Se nos ha acusado de estar contra el actual Cardenal-Arzobispo de Barcelona y de injuriarlo y, al mismo tiempo, de ser agentes de su antecesor. ¡Nada más falso! Ni somos Carlesistas, ni somos anti-Sistaquistas. Creemos que tanto el cardenal Sistach como el cardenal Carles, cada uno a su modo, son responsables de la presente situación de la Archidiócesis barcinonense, que es lamentable: el primero por sus desacertadas medidas y actitudes y el segundo por su inercia y por haberse inhibido de responsabilidades que como obispo le competían. No vamos a abundar aquí en todo lo que de ambos llevamos dicho, pero una cosa debe quedar clara y ella es nuestro íntimo y sincero deseo de poder decir cosas buenas del cardenal Martínez Sistach. ¡Qué más quisiéramos que poder tener la oportunidad de mostrar nuestra comunión y adhesión al Señor Arzobispo en estas mismas páginas! ¡Ojalá pronto podamos escribir su elogio por alguna cosa digna de alabanza! Nada nos haría más felices. si a veces nos mostramos ácidos no es por malicia ni por malevolencia, sino por hacer reaccionar al interesado.
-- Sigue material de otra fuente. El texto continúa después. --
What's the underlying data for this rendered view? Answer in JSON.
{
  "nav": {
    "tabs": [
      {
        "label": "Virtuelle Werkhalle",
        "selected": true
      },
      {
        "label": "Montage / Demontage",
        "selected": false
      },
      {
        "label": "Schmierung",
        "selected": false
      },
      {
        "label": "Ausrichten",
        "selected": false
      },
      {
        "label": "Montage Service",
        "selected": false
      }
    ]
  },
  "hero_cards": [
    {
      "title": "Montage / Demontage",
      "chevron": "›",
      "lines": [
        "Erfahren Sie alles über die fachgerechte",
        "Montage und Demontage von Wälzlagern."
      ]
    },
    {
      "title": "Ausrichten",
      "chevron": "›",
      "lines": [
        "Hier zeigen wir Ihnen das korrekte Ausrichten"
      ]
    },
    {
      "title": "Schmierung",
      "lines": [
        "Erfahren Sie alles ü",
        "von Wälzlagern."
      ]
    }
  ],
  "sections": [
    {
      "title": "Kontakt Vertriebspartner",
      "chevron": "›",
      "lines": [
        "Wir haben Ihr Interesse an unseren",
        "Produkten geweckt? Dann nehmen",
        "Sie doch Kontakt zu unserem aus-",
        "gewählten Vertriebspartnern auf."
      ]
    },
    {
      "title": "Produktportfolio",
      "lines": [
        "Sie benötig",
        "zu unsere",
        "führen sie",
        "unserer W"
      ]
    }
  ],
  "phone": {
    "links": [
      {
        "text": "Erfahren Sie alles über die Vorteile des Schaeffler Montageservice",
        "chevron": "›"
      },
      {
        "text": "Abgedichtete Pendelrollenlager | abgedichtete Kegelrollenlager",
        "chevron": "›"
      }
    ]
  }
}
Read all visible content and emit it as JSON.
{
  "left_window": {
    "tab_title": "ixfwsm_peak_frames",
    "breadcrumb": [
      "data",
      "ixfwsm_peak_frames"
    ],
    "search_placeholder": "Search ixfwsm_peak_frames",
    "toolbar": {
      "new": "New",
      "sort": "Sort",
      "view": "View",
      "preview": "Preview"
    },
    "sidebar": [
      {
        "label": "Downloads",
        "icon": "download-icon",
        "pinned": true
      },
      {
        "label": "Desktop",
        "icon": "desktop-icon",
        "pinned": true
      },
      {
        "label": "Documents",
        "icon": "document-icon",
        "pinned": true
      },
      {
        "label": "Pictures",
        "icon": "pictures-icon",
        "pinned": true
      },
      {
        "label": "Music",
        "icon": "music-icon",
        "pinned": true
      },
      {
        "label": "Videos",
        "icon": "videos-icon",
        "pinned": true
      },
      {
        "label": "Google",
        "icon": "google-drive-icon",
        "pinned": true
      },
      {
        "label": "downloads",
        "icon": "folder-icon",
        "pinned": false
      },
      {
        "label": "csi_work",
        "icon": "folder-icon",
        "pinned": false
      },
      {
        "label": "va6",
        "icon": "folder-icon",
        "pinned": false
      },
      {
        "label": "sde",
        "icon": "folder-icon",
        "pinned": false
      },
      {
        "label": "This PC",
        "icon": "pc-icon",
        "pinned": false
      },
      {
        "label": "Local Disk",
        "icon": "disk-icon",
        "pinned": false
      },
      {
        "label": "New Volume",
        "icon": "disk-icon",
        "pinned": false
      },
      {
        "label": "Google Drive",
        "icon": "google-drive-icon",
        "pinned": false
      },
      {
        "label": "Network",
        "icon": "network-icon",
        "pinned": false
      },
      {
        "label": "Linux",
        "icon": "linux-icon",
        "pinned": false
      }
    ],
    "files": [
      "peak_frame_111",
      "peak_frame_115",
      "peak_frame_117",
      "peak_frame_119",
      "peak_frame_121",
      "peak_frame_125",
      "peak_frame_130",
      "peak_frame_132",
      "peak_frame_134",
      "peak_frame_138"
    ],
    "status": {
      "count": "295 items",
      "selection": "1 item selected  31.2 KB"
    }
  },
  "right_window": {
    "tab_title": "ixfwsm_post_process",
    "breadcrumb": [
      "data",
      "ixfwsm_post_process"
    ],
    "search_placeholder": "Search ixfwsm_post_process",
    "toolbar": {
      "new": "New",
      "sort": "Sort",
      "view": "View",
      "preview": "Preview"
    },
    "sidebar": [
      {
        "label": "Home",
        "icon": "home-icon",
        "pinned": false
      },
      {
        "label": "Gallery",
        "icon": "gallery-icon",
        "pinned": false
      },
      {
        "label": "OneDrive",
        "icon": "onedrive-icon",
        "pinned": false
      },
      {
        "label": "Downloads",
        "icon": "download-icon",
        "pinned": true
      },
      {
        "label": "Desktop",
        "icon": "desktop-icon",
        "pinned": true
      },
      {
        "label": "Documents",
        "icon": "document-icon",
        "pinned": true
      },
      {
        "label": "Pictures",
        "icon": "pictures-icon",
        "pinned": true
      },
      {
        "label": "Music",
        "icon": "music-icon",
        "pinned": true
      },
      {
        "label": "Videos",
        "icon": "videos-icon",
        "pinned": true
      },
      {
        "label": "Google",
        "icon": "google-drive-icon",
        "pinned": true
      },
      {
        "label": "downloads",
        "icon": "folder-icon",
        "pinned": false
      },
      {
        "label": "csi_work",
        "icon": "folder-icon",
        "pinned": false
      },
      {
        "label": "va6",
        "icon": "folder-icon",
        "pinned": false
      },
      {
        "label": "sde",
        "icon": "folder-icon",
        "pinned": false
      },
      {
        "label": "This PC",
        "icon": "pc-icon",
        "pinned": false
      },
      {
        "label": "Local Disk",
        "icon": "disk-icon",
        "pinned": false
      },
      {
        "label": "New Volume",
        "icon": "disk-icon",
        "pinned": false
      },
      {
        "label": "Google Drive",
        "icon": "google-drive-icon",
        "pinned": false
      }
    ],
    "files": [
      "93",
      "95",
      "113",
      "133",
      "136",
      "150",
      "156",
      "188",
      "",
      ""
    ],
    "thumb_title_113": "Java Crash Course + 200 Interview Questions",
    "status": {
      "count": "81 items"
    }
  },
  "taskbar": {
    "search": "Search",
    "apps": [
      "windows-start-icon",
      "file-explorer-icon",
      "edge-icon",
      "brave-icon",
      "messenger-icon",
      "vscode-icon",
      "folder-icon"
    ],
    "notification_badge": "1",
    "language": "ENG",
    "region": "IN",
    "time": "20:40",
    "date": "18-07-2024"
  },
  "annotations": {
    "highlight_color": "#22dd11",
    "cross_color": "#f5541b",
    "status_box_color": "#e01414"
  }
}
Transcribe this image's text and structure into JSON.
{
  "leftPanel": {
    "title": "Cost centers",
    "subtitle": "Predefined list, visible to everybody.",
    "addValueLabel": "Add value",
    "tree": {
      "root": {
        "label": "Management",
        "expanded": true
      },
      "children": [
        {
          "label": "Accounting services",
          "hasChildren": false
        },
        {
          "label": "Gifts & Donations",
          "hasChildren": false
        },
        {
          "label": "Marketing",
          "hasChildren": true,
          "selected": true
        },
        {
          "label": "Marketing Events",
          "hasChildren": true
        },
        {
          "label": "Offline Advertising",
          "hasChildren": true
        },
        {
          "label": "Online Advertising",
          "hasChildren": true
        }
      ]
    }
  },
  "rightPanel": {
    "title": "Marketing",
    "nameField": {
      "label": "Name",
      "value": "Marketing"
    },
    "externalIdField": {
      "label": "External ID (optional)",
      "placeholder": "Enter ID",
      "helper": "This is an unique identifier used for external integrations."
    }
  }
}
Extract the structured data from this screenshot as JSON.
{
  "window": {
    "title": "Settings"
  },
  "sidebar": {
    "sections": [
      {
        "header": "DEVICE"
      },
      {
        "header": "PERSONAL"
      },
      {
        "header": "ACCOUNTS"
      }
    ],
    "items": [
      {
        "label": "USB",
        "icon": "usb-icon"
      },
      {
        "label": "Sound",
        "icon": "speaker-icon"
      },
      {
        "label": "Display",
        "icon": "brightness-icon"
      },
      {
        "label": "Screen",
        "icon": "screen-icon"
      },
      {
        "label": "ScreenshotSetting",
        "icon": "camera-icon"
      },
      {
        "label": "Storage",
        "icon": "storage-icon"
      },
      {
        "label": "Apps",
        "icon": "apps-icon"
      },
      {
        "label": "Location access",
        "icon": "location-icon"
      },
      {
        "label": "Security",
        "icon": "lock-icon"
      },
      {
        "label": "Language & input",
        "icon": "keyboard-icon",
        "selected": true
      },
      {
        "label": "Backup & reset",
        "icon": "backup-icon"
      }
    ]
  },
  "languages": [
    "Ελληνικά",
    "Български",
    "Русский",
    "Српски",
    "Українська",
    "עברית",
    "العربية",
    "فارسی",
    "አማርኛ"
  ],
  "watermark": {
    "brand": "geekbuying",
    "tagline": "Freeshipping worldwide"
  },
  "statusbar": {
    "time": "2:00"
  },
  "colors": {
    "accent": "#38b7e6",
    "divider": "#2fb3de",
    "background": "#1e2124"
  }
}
Desgraciadamente, el cardenal Sistach ha reaccionado intentando acallarnos por vías de hecho, cuando lo honesto, lo conciliar, lo más inteligente sería intentar ver qué hay de verdad en lo que decimos o, al menos, adoptar la actitud de un Alejandro VI cuando algún prelado de la Curia Romana le recomendaba destruir al demasiado “locuaz" Pasquino, que fustigaba la corrupción de la corte pontifica al amparo del anonimato de esa estatua que aún puede verse a la entrada de la romana Plaza Navona. El papa Borgia se alzaba de hombros y respondía que el pueblo tenía al menos el derecho al pataleo. Nosotros reivindicamos ese derecho, pero también el que nuestro pataleo no se quede en eso, antes bien que sirva para hacer reaccionar a nuestro prelado en el mejor de los modos y siempre para bien de su rebaño. Somos nosotros quienes realmente amamos al Señor Arzobispo, porque queremos su bien y le decimos la verdad aun sabiendo que caeremos antipáticos. Flaco favor le hacen quienes lo adulan, le ríen las gracias y le hacen de obsecuentes cortesanos, ya que lo reafirman en una nefasta línea pastoral. Al menos con nosotros, que no tenemos expectativas de prebendas y sinecuras, Su Eminencia sabe a qué atenerse.